Imitación
Era la mujer más elegante, distinguida y bella de la localidad. Su hermosura hechizaba tanto a hombres como a mujeres, hasta tal grado que cualquier gesto que hiciera era imitado por muchas otras mujeres, que incluso copiaban las expresiones de su rostro y trataban de llevar prendas parecidas a las suyas. Ella, atractiva y sutil, imponía, sin proponérselo, la moda en actitudes, gestos y vestimentas. A nadie le pasaba desapercibida. Como ella caminase, así andaban las jóvenes; como ella se expresase, ellas trataban de hablar; como ella gesticulase, ellas hacían por gesticular. Cierto día, la hermosísima dama padecía un fuerte dolor de estómago. Cuando salió a hacer unas compras, tenía la cara feamente contraída, el entrecejo fruncido, las mejillas rígidas y la mirada extraviada. Pero aquellas que vieron esa expresión en su rostro rápidamente la imitaron. Al día siguiente, las jóvenes de la localidad mostraban un rostro contraído, tenso y afeado.
Comentario
La mayoría de las personas se vuelven «copistas», imitadores, con lo que pierden su propia identidad y siguen los modelos y patrones de otros que, muchas veces, aprovechan esa debilidad humana para apuntalar su ego y explotar a los demás. En la imitación nunca puede haber ni belleza ni frescura, ni creatividad ni espontaneidad, en suma, ninguna potenciación de los propios recursos vitales. La imitación convierte al ser humano en autómata, deficitario psíquico, siervo. En una sociedad donde priman los intereses económicos y donde se trata de producir deseos ficticios, no resulta en absoluto fácil escapar de la sugestión colectiva y las tendencias miméticas, que han sido perversamente delineadas. Cuando la persona imita continua e inconscientemente modelos, mutila sus más preciadas energías y deviene adicta a esos modelos y esquemas, que son los que le procuran una artificial «coherencia» sin la cual se encuentra como sobre arenas movedizas; es decir, no sabe cómo pensar, hablar y proceder por sí misma y tiene que hacerla por los fáciles y automáticos cauces que se le marcan.
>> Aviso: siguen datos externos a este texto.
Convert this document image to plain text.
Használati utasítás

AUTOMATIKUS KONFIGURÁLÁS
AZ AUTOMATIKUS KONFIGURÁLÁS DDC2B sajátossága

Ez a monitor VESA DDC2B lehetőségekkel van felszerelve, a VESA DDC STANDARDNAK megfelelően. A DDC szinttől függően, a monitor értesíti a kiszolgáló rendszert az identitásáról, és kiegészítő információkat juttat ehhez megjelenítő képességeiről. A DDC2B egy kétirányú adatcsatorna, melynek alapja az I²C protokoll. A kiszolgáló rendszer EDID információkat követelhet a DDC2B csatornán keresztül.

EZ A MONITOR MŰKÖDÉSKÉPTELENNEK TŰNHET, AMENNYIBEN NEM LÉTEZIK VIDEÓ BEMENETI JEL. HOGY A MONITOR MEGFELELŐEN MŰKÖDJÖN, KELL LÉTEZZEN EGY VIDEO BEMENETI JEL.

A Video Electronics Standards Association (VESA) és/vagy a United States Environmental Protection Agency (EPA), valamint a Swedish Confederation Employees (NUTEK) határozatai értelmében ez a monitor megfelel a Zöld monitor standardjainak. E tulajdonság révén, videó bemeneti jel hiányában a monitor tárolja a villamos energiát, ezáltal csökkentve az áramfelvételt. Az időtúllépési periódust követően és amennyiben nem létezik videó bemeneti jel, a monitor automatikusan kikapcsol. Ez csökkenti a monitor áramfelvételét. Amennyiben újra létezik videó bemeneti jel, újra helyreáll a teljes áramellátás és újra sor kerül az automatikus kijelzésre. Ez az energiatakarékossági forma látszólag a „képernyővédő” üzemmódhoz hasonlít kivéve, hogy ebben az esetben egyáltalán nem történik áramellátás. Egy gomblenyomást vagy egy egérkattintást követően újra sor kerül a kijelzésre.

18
La visión de la persona está muy enturbiada por los modelos que imita en ocasiones con apasionado fervor y que la inducen incluso a identificarse con toda suerte de «valores» y proyectos totalmente ajenos a ella, pero que llega a sentir como si fueran propios. Este proceso de mimetismo se convierte en una irreparable calamidad para la psique de la persona, que le impide manifestar sus mejores energías y que convierte al sujeto en un número más en uniformada suma de individuos cuya orientación no tratan de hallar en sí mismos, sino en los cánones y modelos imperantes. La vida entonces no constituye un arte y mucho menos un aprendizaje, sino una simple e incluso grotesca caricatura de lo que en sí misma debe ser. El que imita de manera sistemática (casi siempre desde la inconsciencia, llegando a creer que la iniciativa parte de él), permanece emocional y psicológicamente larvado, viviendo la vida de acuerdo con códigos que no son los suyos e incapaz de complementar la ley externa con su propia ley interior. Entonces el juicio, el raciocinio y la inteligencia primordial de la persona están inoperantes y ésta, en lugar de afirmar su ser, vive para obedecer, sin investigar ni cuestionarse, a los modelos que se le ofrecen como idóneos y que raramente lo son.
Quien busca el equilibrio y la serenidad debe dudar para seguir investigando y tratar de hallar la propia esencia y no seguir las pautas ajenas con un instinto de borreguismo al que siempre se han negado los grandes maestros, como revolucionarios del espíritu, sino con la suficiente lucidez comprender que los modelos institucionales generalmente no sirven al individuo sino a la institución, a menudo putrescible. Es signo de salud mental y autodesarrollo tratar de sondear las íntimas tendencias que nos arrastran a la fea y perjudicial imitación, porque hemos de saber fluir con los esquemas sociales a fin de no generar riesgos innecesarios para nosotros mismos, pero con la conciencia de que ésos no son nuestros modelos.